Yuri Goloubev: Of Chocolate Cake & Other Simple Metaphors
AAJ: Was the Moscow Soloists, as the name maybe implies, an ensemble where improvisation took place?
YG: No, it was a regular chamber orchestra; there was no improvisation at all. We played anything from Mozart, Haydn and on to contemporary authors. Solo over Mozart? No.
AAJ: You played with some of the very top names in classical music, like Rostropovich and violinist Vadim Repin. You must have some wonderful memories of those experiences, no?
YG: I had a funny experience with Vadim, this was in the early nineties; I had to participate in a chamber music festival in St. Petersburg and Vadim was playing some jazz crossover piece with a pianist in the same concert and he asked me to take a bass and play a line with them.
Well, in fact, normally you remember something that was out of the norm so to speak. Like once the Moscow Soloists had to perform Shostakovich Piano concerto with a young Japanese pianist in Tokyo; we knew the piece thoroughly and were really cool about it. Then there was a rehearsal right off the ten-hour flight and this guy was playing everything upside down! I wish I could remember his name. I mean, he was a very good player, a very interesting musician, but all that he was doing was so unusual that instead of just an hour long rehearsal we had to spend nearly four hours.
AAJ: Growing up in Moscow, what were the facilities like for jazz musicians? Were there many venues, recording studios and record labels?
YG: First of all, one of the main differences between the life of a jazz musician in Russia and here in Europe let's say, is that in Russia the jazz musician would earn his living mainly, or even exclusively from doing private party gigs. There were club gigs but they paid very little and there were very few festivals and they also paid very little, so everybody's aim was just to do private parties.
I can't talk about how the situation is now because I haven't lived there for five years and it would be unfair to judge. But if I think about the '90s and the early '00s, that the jazz community was very mainstream oriented. It was very much Americaninfluenced and not at all European. A number of big European jazz names were completely unknown to the most folks over there. Everybody would say: "He plays like..." and in that sense personality in jazz was not very developed, nor appreciated. Strangely, to be appreciated, you had a choiceplay mainstream in the most traditional way, or be an avant-garde free improviser. Almost nothing in between!
AAJ: Does Russian jazz have a recognizable sound?
YG: In Russia for jazz musicians jazz is mainly rhythm, and not only in Russia, and I think that's wrong. As we all know there are three components to musicmelody, harmony and rhythm and when one of the components is missing it's like the chocolate cake is missing some chocolate, or it's only chocolate but there is no dough.
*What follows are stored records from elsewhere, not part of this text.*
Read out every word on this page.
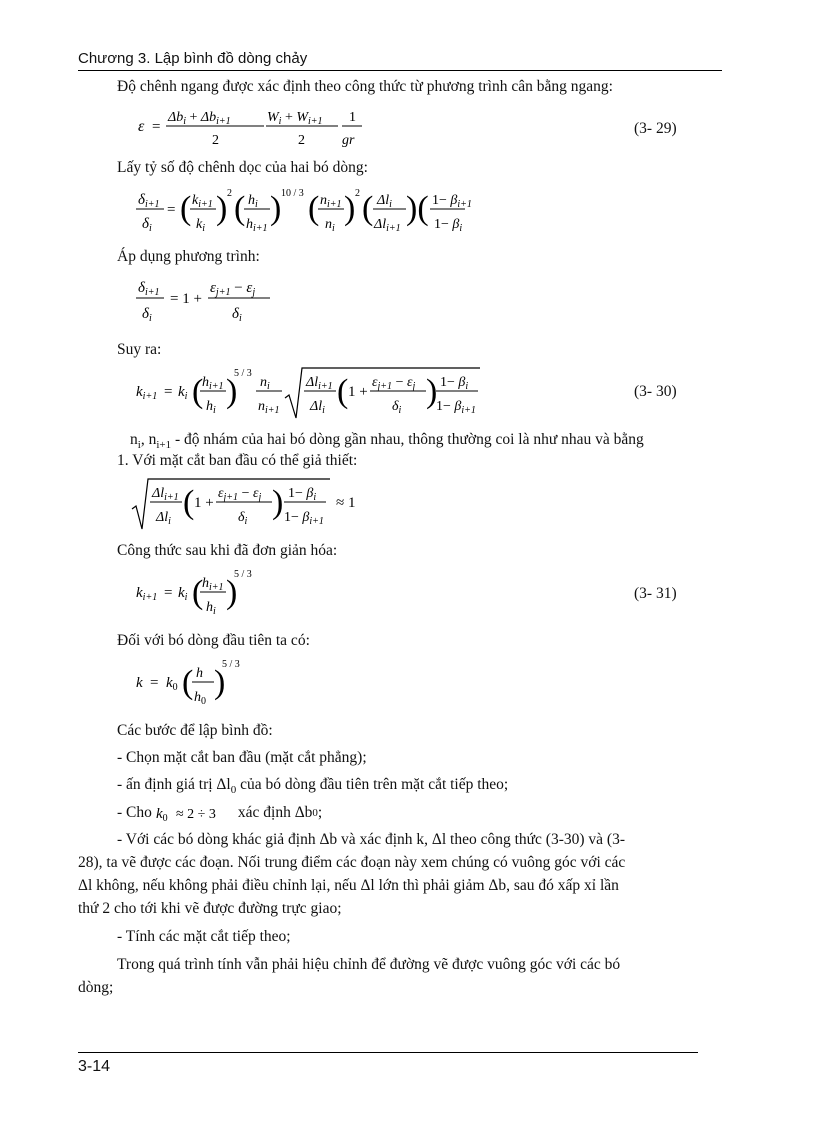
Chương 3. Lập bình đồ dòng chảy
Độ chênh ngang được xác định theo công thức từ phương trình cân bằng ngang:
ε =
$\Delta b_i + \Delta b_{i+1}$
2
$W_i + W_{i+1}$
2
1
gr
(3- 29)
Lấy tỷ số độ chênh dọc của hai bó dòng:
$\delta_{i+1}$
$\delta_i$
= ( $k_{i+1}$
$k_i$
) 2 ( $h_i$
$h_{i+1}$
) 10 / 3 ( $n_{i+1}$
$n_i$
) 2 ( $\Delta l_i$
$\Delta l_{i+1}$
)( $1- \beta_{i+1}$
$1- \beta_i$
Áp dụng phương trình:
$\delta_{i+1}$
$\delta_i$
= 1 +
$\varepsilon_{j+1} - \varepsilon_j$
$\delta_i$
Suy ra:
$k_{i+1} = k_i$ (
$h_{i+1}$
$h_i$
)
5 / 3
$n_i$
$n_{i+1}$
$\Delta l_{i+1}$
$\Delta l_i$
( 1 +
$\varepsilon_{j+1} - \varepsilon_j$
$\delta_i$
) $1- \beta_i$
$1- \beta_{i+1}$
(3- 30)
$n_i$, $n_{i+1}$ - độ nhám của hai bó dòng gần nhau, thông thường coi là như nhau và bằng
1. Với mặt cắt ban đầu có thể giả thiết:
$\Delta l_{i+1}$
$\Delta l_i$
( 1 +
$\varepsilon_{j+1} - \varepsilon_j$
$\delta_i$
) $1- \beta_i$
$1- \beta_{i+1}$
≈ 1
Công thức sau khi đã đơn giản hóa:
$k_{i+1} = k_i$ (
$h_{i+1}$
$h_i$
)
5 / 3
(3- 31)
Đối với bó dòng đầu tiên ta có:
$k = k_0$ ( h
$h_0$
)
5 / 3
Các bước để lập bình đồ:
- Chọn mặt cắt ban đầu (mặt cắt phẳng);
- ấn định giá trị $\Delta l_0$ của bó dòng đầu tiên trên mặt cắt tiếp theo;
- Cho $k_0 \approx 2 \div 3$ xác định Δb 0 ;
- Với các bó dòng khác giả định Δb và xác định k, Δl theo công thức (3-30) và (3-
28), ta vẽ được các đoạn. Nối trung điểm các đoạn này xem chúng có vuông góc với các
Δl không, nếu không phải điều chỉnh lại, nếu Δl lớn thì phải giảm Δb, sau đó xấp xỉ lần
thứ 2 cho tới khi vẽ được đường trực giao;
- Tính các mặt cắt tiếp theo;
Trong quá trình tính vẫn phải hiệu chỉnh để đường vẽ được vuông góc với các bó
dòng;
3-14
Everyone is different, some hear jazz more rhythmically, some more harmonically and someone else more melodically. Someone would have all three components and somebody else only two. Thanks God we are all different
AAJ: What was your impression of the standard of jazz which you encountered in Italy?
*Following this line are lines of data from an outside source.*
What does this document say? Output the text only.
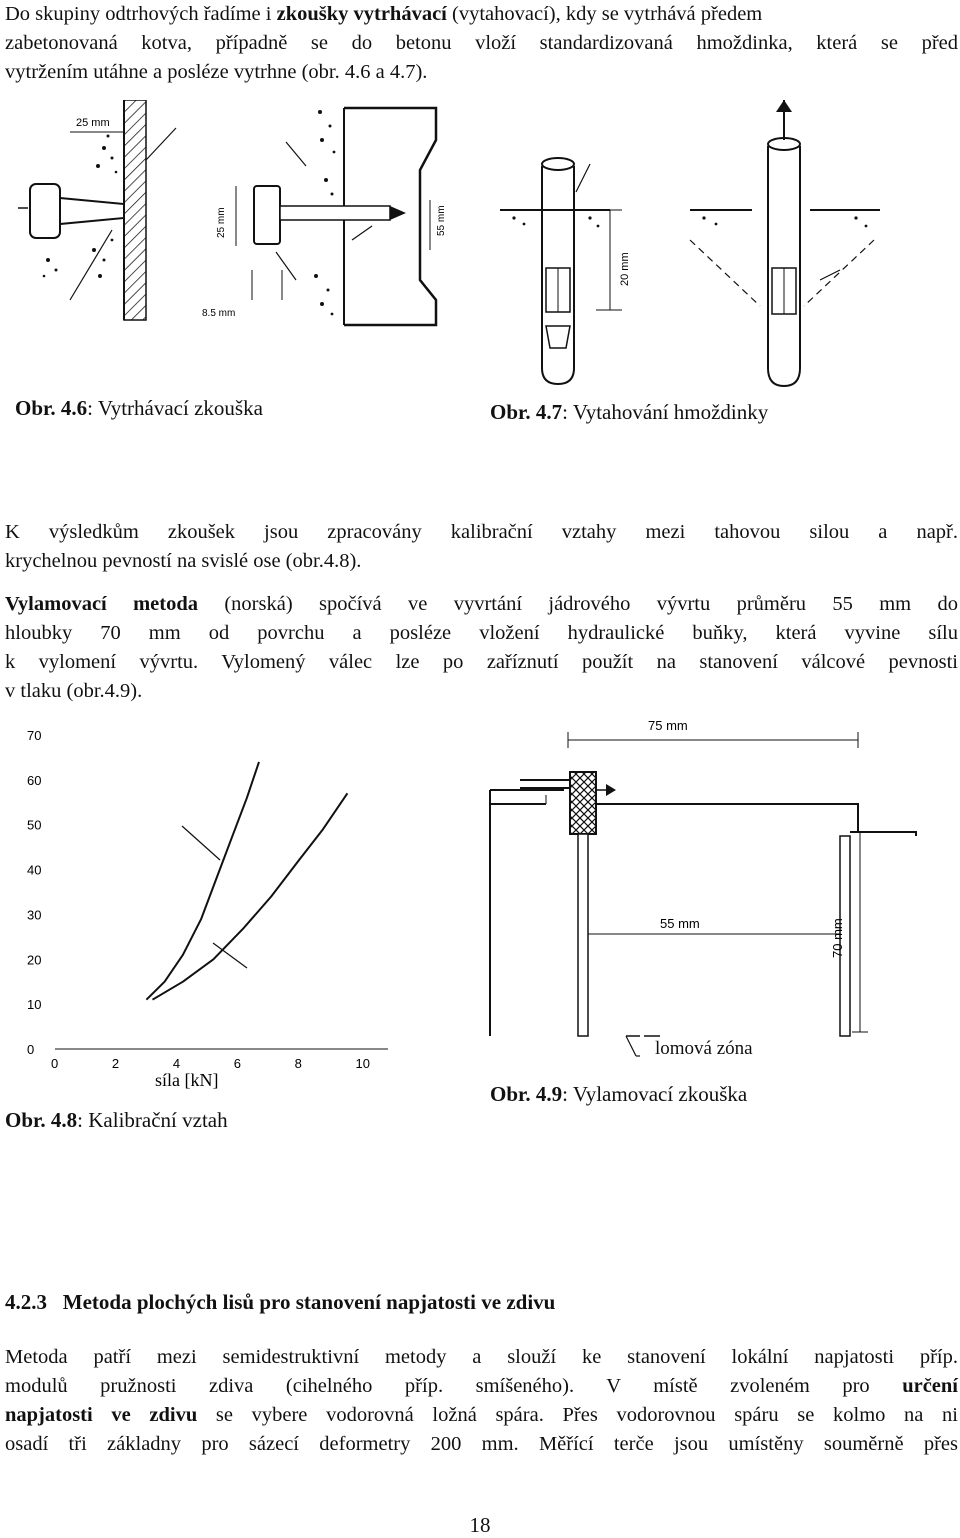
Do skupiny odtrhových řadíme i zkoušky vytrhávací (vytahovací), kdy se vytrhává předem
zabetonovaná kotva, případně se do betonu vloží standardizovaná hmoždinka, která se před
vytržením utáhne a posléze vytrhne (obr. 4.6 a 4.7).
25 mm
25 mm	55 mm
8.5 mm
20 mm
Obr. 4.6: Vytrhávací zkouška	Obr. 4.7: Vytahování hmoždinky
K výsledkům zkoušek jsou zpracovány kalibrační vztahy mezi tahovou silou a např.
krychelnou pevností na svislé ose (obr.4.8).
Vylamovací metoda (norská) spočívá ve vyvrtání jádrového vývrtu průměru 55 mm do
hloubky 70 mm od povrchu a posléze vložení hydraulické buňky, která vyvine sílu
k vylomení vývrtu. Vylomený válec lze po zaříznutí použít na stanovení válcové pevnosti
v tlaku (obr.4.9).
0
10
20
30
40
50
60
70
0	2	4	6	8	10
síla [kN]
Obr. 4.8: Kalibrační vztah
75 mm
55 mm	70 mm
lomová zóna
Obr. 4.9: Vylamovací zkouška
4.2.3 Metoda plochých lisů pro stanovení napjatosti ve zdivu
Metoda patří mezi semidestruktivní metody a slouží ke stanovení lokální napjatosti příp.
modulů pružnosti zdiva (cihelného příp. smíšeného). V místě zvoleném pro určení
napjatosti ve zdivu se vybere vodorovná ložná spára. Přes vodorovnou spáru se kolmo na ni
osadí tři základny pro sázecí deformetry 200 mm. Měřící terče jsou umístěny souměrně přes
18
YG: Obviously before I relocated I knew of people like Enrico Pieranunzi, Enrico Rava and Paolo Fresu. About year before I moved here I started checking out the local jazz scene because I wanted to work out if the whole thing would be doable or not and I was surprised to find many really good musicians; some of them are unknown, some little known and others well known but there are some incredibly good musicians.
However, my impression is that in Italy your career depends not so much on your quality but instead on fortune. Perhaps it's not only in Italy but here it's all closed circuits. I know some musicians who career-wise are doing great but who are not so valid musically and I know some extremely valid musicians who nobody knows about.
AAJ: You've mentioned some of the better known Italian musicians but who of the lesser know ones have most impressed you?
YG: That's not easy to answer, but one of the first musicians I got to know was the pianist Glauco Venier. He's an amazing musician, though he's not so well known inside Italy, and in fact most of his gigs are outside Italy. Now he's recorded for ECM with Norma Winstone and Klaus Gesing, plus he's touring a lot and becoming more known.
There's another excellent pianist, Ramberto Ciammarughi, there's Stefano Battaglia and a lot of really amazing guitarists. Another saxophonist I've recorded is Rosario Giuliani, though he's quite a big name. There are so many good musicians like Mauro Negri, Nico Gori and Stefano Cantini. There's a very interesting trumpet player who features on my album Metafore Semplice, Giovanni Falzone, and trumpeter Fabrizio Bosso, who's known internationally. There's an amazing young pianist called Claudio Filippini, from Pescara though living in Rome; I hope to record with him one day. He's only twenty-seven but he's very impressive. Well, there's really a whole bunch of great musicians over here, naming them all is just impossible.